A: Because in the intracellular environment mycobacteria goes through metabolic remodeling and phenotypic changes that differs from extracellular state within the growth media, it is important to validate all observations that we see in vitro at least in the tissue culture system. In the discussion we highlight why we did this experiment; Lines 596-609 in red.
- Authors should at least attempt to explain why the mutants displaying reduced resistance to antimicrobials did not show any effect in macrophage model.
A: The overall answer is that these genes most likely are not essential factors for intracellular MAB and thus we do not observe attenuation of MAB.
R: I meant that the authors should discuss this observation within the manuscript, not only with me. I do not see any changes in the Discussion part, which, somehow, is anyway quite succinct.

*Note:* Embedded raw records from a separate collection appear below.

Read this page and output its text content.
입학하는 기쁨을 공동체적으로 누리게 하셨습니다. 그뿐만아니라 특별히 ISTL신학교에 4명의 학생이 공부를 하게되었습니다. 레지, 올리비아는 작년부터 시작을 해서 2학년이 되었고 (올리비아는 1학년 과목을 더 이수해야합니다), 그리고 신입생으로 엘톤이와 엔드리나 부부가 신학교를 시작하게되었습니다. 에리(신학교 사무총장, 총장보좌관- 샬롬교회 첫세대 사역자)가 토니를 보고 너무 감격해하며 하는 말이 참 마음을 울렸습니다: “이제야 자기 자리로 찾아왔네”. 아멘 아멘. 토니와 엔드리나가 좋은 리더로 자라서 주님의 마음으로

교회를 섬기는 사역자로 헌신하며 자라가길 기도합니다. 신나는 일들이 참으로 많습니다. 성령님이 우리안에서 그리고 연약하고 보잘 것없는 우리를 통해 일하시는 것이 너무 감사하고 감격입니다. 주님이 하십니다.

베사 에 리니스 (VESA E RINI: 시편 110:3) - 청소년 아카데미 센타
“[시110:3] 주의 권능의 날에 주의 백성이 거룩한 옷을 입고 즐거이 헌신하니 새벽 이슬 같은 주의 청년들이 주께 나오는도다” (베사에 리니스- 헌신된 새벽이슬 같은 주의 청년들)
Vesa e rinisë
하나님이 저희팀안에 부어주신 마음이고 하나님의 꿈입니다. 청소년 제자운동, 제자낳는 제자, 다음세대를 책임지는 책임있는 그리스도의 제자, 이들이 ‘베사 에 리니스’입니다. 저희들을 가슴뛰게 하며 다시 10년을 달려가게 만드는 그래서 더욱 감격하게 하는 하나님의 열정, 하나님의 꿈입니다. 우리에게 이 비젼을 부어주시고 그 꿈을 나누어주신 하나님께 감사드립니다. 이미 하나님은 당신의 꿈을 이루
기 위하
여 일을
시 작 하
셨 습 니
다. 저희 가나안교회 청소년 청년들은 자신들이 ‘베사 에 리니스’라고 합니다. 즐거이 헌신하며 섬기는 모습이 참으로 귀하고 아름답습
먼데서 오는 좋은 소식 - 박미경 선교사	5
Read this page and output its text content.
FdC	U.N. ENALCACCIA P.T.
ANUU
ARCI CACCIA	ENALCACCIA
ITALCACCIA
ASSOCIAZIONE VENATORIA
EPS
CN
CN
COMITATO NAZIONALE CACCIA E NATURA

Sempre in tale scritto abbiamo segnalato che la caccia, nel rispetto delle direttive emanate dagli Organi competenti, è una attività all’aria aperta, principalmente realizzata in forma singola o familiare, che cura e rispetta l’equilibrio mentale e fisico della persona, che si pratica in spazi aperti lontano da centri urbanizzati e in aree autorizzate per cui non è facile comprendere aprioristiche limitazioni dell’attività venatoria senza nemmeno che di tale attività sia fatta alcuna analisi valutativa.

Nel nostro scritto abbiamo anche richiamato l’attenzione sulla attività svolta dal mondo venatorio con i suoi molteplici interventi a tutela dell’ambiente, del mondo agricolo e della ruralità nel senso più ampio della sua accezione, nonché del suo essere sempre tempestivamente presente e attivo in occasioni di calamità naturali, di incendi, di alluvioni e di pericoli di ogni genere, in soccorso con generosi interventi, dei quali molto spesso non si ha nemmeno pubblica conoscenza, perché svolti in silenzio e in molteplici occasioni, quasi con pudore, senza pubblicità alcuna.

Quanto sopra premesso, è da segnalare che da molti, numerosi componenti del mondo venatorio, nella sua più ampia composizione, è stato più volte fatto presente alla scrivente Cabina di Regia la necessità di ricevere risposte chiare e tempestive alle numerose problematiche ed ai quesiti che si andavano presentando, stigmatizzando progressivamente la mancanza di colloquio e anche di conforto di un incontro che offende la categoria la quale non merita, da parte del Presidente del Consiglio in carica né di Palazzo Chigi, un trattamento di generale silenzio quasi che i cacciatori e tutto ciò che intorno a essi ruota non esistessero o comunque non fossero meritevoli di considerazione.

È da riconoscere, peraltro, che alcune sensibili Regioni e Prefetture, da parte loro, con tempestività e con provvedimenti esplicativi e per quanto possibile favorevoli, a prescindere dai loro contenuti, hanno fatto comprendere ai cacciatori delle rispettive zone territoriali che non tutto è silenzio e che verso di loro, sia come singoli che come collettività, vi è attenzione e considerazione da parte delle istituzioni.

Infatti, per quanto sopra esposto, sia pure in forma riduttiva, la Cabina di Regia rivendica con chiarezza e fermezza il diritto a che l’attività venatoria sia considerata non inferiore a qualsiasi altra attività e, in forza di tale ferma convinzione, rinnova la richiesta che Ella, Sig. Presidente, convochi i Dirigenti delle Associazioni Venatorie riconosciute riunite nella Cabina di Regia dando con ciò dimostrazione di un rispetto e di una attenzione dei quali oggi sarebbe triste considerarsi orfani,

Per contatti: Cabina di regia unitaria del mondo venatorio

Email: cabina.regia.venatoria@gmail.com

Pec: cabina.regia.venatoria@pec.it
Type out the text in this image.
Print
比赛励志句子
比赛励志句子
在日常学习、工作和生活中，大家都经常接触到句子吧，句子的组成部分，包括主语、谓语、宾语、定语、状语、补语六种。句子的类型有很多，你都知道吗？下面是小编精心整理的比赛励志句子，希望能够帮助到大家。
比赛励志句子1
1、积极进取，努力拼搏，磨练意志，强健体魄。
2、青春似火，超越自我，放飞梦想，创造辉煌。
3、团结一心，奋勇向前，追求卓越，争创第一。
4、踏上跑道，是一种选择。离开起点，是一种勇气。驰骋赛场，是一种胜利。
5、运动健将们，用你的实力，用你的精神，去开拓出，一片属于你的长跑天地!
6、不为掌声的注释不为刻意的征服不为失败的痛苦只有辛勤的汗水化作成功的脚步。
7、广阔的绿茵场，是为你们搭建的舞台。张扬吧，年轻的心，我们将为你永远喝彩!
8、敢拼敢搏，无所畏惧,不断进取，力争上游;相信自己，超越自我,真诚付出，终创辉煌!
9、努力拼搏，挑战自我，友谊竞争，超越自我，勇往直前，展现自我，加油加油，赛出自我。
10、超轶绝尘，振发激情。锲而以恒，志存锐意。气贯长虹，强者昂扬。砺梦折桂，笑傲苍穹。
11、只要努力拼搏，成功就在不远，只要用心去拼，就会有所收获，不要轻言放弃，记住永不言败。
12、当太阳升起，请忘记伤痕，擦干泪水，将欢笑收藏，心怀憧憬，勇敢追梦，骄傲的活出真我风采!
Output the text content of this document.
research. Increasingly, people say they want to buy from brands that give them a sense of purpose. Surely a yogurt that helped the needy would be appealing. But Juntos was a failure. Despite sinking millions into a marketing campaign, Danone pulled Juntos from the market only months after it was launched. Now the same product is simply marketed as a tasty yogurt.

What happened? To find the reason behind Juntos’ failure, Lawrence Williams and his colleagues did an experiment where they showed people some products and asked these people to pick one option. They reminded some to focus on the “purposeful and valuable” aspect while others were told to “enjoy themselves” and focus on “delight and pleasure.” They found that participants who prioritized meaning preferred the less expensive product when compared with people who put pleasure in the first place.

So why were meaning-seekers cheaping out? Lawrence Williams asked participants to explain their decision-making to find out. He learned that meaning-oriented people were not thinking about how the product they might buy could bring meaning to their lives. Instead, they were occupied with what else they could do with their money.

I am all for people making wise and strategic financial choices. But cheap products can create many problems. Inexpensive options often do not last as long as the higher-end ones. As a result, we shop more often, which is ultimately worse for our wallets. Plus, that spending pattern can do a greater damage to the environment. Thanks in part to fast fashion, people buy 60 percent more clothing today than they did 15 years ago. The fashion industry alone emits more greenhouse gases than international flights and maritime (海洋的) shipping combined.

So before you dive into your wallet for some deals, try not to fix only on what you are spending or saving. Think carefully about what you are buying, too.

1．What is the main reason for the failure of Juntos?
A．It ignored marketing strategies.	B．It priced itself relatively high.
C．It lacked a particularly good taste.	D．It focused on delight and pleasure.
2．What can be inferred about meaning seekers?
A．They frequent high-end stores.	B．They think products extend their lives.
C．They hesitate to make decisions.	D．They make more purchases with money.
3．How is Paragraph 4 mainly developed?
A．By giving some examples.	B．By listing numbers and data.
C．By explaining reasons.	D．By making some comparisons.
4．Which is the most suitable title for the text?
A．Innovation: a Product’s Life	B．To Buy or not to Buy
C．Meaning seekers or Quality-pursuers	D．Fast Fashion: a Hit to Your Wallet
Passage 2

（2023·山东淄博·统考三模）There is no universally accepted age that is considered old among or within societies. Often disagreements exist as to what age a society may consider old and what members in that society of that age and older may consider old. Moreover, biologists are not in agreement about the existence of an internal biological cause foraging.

A: We have many examples in science that some genes of bacterial pathogenicity that do not display the deficiency in cell culture model but they are essential for survival in vivo. We tested 16 different transport related mutants (of reduced resistance to antibiotic) in the macrophage infection assay; all of them are involved in different substrate and molecule transport and possibly many other functions that have not been characterized yet. To discuss why these different transport mutants do not show defect in survival within macrophages (or grow the same way as parental strain) will be all speculation. The goal of our project was to discover MAB factors that are associated with antibiotic tolerance, and then may be also involved in intracellular growth/survival as well.